LONG-TERM TEMPORAL MODELING FOR VIDEO ACTION UNDERSTANDING
Files
Publication or External Link
Date
Authors
Advisor
Citation
DRUM DOI
Abstract
The tremendous growth in video data, both on the internet and in real life, has encouraged the development of intelligent systems that can automatically analyze video contents and understand human actions. Therefore, video understanding has been one of the fundamental research topics in computer vision.Encouraged by the success of deep neural networks on image classification, many efforts have been made in recent years to extend the deep networks to video understanding. However, new challenges arise when the temporal characteristic of videos is taken into account. In this dissertation, we study two long-standing problems that play important roles in effective temporal modeling in videos: (1) How to extract motion information from raw video frames? (2) How to capture long-range dependencies in time and model their temporal dynamics?

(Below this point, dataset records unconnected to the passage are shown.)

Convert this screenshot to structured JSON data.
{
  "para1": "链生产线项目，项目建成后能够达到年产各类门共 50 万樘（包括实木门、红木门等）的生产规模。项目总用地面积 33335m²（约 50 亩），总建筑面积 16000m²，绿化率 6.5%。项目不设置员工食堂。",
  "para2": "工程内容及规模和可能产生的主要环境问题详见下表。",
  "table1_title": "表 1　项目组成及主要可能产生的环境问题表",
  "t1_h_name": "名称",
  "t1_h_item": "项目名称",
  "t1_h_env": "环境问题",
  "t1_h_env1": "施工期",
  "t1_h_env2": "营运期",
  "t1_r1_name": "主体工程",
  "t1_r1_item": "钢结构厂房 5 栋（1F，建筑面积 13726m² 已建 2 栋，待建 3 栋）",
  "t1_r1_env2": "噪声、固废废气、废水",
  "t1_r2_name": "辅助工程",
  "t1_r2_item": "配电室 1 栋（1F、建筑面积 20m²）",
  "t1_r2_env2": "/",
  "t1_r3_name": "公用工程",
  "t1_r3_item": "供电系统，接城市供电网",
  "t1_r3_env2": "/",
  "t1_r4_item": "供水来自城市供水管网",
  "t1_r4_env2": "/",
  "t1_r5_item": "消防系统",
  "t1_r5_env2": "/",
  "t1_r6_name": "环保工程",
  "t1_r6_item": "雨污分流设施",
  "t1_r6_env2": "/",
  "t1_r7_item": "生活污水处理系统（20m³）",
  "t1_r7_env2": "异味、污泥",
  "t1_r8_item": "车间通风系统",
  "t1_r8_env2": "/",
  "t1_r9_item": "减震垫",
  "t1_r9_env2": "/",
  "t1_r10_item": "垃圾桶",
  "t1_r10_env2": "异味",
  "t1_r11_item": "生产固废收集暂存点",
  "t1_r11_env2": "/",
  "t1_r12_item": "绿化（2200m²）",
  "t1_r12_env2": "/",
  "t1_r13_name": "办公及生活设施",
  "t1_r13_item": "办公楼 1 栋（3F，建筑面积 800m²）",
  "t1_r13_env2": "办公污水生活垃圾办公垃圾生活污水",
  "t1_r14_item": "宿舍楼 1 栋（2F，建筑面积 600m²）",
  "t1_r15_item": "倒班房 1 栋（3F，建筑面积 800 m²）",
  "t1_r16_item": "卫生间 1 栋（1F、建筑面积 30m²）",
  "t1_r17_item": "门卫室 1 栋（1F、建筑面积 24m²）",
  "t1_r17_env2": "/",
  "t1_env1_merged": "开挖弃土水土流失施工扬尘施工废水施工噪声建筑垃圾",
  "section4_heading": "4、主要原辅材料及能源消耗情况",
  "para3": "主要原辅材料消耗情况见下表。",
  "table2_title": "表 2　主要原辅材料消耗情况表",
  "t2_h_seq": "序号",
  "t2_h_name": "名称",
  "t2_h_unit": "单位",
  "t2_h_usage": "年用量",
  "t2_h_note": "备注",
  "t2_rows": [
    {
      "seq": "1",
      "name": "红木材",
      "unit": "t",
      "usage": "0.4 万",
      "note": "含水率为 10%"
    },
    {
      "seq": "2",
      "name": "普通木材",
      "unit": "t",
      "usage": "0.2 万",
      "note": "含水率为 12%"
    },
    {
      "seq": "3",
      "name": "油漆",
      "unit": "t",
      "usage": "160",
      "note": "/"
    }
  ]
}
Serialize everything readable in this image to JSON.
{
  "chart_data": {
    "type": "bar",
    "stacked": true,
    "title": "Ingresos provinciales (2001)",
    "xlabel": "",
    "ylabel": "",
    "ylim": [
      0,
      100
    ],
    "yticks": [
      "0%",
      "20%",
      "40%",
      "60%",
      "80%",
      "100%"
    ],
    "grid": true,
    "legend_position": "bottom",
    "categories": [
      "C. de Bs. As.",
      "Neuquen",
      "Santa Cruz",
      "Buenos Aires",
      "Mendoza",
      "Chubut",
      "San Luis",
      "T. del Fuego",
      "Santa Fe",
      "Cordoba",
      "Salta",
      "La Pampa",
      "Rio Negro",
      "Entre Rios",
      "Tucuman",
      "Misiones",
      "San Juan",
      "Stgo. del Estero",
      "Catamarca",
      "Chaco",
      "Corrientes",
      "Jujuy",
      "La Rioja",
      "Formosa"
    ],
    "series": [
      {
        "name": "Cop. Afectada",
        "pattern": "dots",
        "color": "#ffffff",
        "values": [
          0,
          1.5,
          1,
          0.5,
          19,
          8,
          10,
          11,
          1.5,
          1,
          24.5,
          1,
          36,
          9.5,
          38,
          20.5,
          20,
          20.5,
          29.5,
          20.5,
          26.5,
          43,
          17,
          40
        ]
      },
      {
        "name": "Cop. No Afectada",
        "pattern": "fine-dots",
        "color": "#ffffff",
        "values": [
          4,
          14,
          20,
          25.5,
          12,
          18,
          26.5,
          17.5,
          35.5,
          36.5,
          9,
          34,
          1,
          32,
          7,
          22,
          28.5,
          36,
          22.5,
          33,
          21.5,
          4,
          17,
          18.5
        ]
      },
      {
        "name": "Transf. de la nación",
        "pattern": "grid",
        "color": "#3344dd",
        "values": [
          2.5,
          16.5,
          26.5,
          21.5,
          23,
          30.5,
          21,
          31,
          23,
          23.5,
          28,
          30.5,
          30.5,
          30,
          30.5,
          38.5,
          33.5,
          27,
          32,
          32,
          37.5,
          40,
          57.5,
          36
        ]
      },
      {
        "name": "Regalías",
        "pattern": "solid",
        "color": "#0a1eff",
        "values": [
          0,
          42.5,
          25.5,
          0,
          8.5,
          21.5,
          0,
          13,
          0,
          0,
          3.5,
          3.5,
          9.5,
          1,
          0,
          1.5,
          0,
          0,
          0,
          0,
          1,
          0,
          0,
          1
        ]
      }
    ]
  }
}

To address the above issues, we first introduce hierarchical contrastive motion learning, a novel self-supervised learning framework to extract effective motion representations from raw video frames. Our approach progressively learns a hierarchy of motion features, from low-level pixel movements to higher-level semantic dynamics, in a fully self-supervised manner.Next, we investigate the self-attention mechanism for long-range temporal modeling, and demonstrate that the entangled modeling of spatio-temporal information fails to capture temporal relationships among frames explicitly. To this end, we propose Global Temporal Attention (GTA), which performs global temporal attention on top of spatial attention in a decoupled manner. Unlike conventional self-attention that computes an instance-specific attention matrix, GTA directly learns a global attention matrix that is intended to encode temporal structures that generalize across different samples.
While the performance of video action recognition has been significantly improved by the aforementioned methods, they are still restricted to model temporal information within short clips. To overcome this limitation, we introduce a collaborative memory mechanism that encodes information across multiple sampled clips of a video at each training iteration. Our proposed framework is end-to-end trainable and significantly improves the accuracy of video classification at a negligible computational overhead. Finally, we present a spatio-temporal progressive learning framework (STEP) for spatio-temporal action detection. Our approach performs a multi-step optimization process that progressively refines the initial proposals towards the final solution. In this way, our approach can effectively make use of long-term temporal information by handling the spatial displacement problem in long action tubes.